C’est à l’aide de ces saints livres, que la vraie religion peut se rétablir, que la crainte de Dieu peut opérer un changement salutaire dans les cœurs, que la pratique des vertus chrétiennes peut être mise en honneur, que le vice peut exciter l’horreur et l’indignation, que les gens de bien peuvent être regardés comme les anges de la terre, les impies comme les fléaux qui la désolent.
Qu’il est à craindre que les maux qui font déserter la France, ne soient jamais réparés, si ses habitants refusent de reconnaitre que la main invisible qui les frappe, ne les a affligé, appauvris, que pour les punir d’avoir abandonné le Seigneur, d’avoir abjuré sa religion, renoncé à son culte, méprisé ses préceptes pour se repaître des fausses espérances dont l’impiété des philosophes les enivre, et s’attacher à des charlatans et des empiriques, à des visionnaires et à des illuminés que l’enfer semble avoir suscité pour faire la guerre à Dieu, lui enlever l’empire qui lui appartient sur toutes les créatures, et faire cesser les hommages que l’on rendait en tous lieux à son saint nom.

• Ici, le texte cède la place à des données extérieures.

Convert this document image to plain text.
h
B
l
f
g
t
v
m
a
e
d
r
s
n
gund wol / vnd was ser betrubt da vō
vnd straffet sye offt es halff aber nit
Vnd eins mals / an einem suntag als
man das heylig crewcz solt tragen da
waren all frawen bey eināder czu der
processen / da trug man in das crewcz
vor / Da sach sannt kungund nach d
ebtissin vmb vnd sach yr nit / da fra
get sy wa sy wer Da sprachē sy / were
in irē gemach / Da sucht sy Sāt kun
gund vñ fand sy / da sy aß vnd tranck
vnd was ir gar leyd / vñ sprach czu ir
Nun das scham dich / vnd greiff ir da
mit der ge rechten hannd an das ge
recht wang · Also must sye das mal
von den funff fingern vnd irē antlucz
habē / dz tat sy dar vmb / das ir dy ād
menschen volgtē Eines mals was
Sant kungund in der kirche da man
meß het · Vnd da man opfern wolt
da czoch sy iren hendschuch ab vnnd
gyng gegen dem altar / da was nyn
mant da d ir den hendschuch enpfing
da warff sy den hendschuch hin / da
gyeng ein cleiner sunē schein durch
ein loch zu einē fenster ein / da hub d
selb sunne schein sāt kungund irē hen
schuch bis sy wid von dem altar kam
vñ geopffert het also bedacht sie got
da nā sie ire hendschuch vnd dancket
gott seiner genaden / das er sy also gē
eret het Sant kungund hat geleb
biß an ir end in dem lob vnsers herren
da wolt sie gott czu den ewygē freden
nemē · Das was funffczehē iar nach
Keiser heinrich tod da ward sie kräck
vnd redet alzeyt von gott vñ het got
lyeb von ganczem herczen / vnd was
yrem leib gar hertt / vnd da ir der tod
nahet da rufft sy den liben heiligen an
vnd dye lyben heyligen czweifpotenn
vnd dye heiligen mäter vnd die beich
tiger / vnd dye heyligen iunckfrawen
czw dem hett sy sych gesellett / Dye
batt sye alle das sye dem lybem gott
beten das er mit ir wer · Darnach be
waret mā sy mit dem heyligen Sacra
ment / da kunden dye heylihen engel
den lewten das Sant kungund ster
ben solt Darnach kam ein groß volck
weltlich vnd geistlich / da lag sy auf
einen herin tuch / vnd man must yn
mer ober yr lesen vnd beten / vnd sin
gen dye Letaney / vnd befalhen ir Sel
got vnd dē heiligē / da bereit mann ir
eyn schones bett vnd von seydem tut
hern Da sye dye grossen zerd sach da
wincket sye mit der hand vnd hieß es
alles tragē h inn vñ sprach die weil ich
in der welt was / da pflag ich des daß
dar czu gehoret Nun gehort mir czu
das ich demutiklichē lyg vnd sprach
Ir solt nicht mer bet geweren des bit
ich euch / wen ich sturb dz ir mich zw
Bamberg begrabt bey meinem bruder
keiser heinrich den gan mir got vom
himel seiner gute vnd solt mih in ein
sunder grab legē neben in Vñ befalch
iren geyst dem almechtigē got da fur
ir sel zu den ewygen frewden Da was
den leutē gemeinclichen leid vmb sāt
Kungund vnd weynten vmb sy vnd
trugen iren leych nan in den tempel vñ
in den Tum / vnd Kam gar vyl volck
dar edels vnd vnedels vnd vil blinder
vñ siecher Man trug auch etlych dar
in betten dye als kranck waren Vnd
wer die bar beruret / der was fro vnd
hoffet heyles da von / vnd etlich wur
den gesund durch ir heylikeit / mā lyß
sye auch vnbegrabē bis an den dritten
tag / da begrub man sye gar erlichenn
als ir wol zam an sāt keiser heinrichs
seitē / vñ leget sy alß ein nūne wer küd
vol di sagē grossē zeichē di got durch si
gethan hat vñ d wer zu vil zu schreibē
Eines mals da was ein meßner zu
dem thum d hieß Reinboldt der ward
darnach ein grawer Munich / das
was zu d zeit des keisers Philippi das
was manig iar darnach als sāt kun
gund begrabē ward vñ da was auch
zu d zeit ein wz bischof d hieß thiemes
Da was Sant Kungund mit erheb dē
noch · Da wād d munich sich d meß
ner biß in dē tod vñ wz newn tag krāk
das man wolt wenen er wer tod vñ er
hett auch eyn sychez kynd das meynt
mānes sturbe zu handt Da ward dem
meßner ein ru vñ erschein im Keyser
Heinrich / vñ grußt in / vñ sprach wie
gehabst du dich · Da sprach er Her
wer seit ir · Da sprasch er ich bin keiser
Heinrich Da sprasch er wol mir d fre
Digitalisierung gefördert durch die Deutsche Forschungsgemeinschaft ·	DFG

Réfléchissez-y Français, bientôt vous n’aurez plus de Dieu, de roi, de religion, de patrie, de morale, de vertus, de fortune, de ressources ; si vous continuez à ajouter foi à ceux qui vous trompent, qui sont les artisans de vos malheurs, qui ne seront satisfaits que lorsque la corruption et le désordre de vos familles, ne vous laisseront d’autres ressources à vos maux, que le désespoir de ne pouvoir y remédier.

FIN.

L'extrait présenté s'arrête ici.